Alex’s voice sounds amused, a smile plays on his lips. Michael blinks at Alex’s words, and once again, he can’t help himself, he doesn’t want to lie.
“Well, technically there are at least two others of my kind.”
Alex tilts his head in surprise.
“Are you telling me you’re a triplet, Professor?”
Michael smiles and winks at Alex.
“I guess you could say that, yes.”
“Do the other two look as gorgeous as you?”
Michael snorts.
“Oh, they wish. But no, we’re not identical triplets, maybe not even biological triplets. I.. It’s a longer story. Too long and complicated to tell tonight.”
Alex smiles at Michael seductively, his voice smooth and inviting when he speaks.
“Good thing that I’m not in the mood for a bedtime story then. I have something more chill in mind, if you’re up for it?”

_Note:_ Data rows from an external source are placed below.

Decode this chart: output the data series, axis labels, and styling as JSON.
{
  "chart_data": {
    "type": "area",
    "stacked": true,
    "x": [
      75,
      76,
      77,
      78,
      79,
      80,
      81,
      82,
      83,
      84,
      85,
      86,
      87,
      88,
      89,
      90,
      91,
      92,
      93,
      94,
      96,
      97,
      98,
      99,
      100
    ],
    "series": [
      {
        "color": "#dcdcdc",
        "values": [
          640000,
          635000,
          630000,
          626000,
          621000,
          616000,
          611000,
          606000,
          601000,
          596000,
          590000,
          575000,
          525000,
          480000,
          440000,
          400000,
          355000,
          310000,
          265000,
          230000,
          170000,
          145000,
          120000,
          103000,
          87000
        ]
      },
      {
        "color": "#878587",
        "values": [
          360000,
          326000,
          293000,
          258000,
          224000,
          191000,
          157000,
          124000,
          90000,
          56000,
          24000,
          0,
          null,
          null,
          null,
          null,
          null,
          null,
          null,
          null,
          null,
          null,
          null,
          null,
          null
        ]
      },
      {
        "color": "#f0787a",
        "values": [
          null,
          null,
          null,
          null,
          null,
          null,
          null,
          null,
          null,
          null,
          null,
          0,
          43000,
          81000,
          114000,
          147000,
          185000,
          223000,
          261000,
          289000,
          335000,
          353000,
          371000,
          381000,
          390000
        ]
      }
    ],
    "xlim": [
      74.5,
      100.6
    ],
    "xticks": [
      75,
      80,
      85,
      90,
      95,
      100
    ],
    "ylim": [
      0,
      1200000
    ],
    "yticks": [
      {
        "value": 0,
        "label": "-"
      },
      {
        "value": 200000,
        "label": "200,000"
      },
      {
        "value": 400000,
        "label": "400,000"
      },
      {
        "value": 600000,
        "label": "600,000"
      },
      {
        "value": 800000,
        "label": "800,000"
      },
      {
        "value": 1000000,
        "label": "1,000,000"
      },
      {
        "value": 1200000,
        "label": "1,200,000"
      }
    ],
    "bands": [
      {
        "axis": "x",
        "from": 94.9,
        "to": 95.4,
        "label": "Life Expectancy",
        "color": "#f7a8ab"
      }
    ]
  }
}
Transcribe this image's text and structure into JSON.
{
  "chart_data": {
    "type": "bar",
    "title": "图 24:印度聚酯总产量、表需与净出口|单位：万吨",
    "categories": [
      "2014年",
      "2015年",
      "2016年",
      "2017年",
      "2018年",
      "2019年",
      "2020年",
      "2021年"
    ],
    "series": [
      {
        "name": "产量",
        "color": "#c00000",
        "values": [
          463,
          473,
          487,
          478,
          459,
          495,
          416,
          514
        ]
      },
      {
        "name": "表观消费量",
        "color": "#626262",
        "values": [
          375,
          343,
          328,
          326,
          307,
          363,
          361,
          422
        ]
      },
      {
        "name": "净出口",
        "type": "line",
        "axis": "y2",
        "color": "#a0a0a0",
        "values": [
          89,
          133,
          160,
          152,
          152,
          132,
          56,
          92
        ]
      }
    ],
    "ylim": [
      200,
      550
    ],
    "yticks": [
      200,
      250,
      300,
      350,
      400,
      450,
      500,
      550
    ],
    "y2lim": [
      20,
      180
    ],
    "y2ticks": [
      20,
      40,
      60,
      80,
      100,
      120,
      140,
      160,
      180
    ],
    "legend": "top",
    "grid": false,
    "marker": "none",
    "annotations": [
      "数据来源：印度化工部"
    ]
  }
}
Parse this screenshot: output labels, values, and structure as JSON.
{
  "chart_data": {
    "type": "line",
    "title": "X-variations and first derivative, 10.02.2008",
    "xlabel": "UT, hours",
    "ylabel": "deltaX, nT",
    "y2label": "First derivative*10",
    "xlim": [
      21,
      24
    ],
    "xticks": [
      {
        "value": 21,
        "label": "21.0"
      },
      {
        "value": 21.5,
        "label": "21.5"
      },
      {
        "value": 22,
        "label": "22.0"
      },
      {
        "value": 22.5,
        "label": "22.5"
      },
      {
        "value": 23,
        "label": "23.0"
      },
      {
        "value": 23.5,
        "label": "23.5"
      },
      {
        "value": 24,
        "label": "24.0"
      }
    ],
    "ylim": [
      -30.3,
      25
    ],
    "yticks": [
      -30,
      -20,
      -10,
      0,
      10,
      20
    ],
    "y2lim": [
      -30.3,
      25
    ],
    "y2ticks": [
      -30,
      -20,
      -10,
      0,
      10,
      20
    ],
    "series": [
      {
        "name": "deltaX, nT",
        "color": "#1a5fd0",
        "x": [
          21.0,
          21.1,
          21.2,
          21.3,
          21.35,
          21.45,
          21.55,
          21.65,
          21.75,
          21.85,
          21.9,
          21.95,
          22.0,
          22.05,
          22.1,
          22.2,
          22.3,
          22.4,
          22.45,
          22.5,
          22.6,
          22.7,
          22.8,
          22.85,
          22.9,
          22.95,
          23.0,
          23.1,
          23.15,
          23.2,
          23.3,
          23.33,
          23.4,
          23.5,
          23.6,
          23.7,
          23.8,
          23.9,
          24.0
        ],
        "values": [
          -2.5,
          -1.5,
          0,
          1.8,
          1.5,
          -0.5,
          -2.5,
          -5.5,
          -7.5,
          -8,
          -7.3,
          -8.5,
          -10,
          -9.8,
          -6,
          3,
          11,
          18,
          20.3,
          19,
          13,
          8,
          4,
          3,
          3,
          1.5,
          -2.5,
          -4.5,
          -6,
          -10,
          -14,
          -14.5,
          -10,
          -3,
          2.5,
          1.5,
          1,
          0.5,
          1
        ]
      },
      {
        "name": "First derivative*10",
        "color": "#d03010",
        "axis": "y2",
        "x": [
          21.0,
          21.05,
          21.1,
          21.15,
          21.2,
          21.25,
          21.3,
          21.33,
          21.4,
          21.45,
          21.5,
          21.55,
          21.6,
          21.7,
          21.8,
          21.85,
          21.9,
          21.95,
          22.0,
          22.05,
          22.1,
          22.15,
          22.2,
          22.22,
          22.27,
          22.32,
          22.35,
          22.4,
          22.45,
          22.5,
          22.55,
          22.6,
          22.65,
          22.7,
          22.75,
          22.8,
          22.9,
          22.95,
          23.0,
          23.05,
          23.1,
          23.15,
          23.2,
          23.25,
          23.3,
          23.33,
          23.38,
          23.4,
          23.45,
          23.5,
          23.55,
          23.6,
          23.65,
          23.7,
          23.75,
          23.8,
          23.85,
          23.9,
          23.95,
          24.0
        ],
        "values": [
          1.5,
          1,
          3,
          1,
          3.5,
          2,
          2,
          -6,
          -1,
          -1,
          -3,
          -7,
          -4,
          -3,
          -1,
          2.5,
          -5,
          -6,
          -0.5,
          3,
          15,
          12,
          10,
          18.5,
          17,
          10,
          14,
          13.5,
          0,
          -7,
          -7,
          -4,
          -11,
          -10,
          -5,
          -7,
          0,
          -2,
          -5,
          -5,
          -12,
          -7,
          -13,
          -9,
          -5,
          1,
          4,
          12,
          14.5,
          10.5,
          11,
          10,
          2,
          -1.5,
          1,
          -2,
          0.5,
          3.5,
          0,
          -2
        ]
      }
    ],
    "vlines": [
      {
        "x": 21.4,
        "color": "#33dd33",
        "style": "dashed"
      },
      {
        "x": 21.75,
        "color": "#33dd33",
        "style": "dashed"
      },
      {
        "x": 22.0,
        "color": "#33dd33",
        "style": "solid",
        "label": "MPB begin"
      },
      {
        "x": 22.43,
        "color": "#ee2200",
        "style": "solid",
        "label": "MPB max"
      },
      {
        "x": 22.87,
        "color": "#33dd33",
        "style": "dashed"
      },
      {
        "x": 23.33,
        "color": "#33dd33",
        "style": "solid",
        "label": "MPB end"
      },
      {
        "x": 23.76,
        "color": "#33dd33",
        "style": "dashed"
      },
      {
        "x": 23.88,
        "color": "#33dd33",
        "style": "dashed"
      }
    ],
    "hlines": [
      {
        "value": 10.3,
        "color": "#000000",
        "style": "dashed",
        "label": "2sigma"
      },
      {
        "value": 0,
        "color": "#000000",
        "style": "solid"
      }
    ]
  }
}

Alex slowly takes the ice bucket and the ziploc bag from Michael's hands and places them on the nightstand. Then he takes Michael’s head between his hands and pulls him closer in slow increments, giving Michael plenty of time and opportunity to indicate that he's not up for chill. But Michael doesn't want an out, he wants the opposite. He twists around further to face Alex properly. Alex slides his hands into Michael's curls and pulls him in until their lips meet in a kiss.
It’s tender at first, just a press of lips. Then Michael opens his mouth, then Alex does too, and then they’re not coming up for air for a long, long time, their tongues and lips too eager to explore and conquer. Michael never makes it back into the bathroom for a cold shower...
They're up for hours and when they finally fall asleep in the wee hours of the next morning, utterly sated and wrapped around each other, they sleep so deep, they miss the flight to Albuquerque at noon.
When they wake up, they extend their stay in room 345 for another night.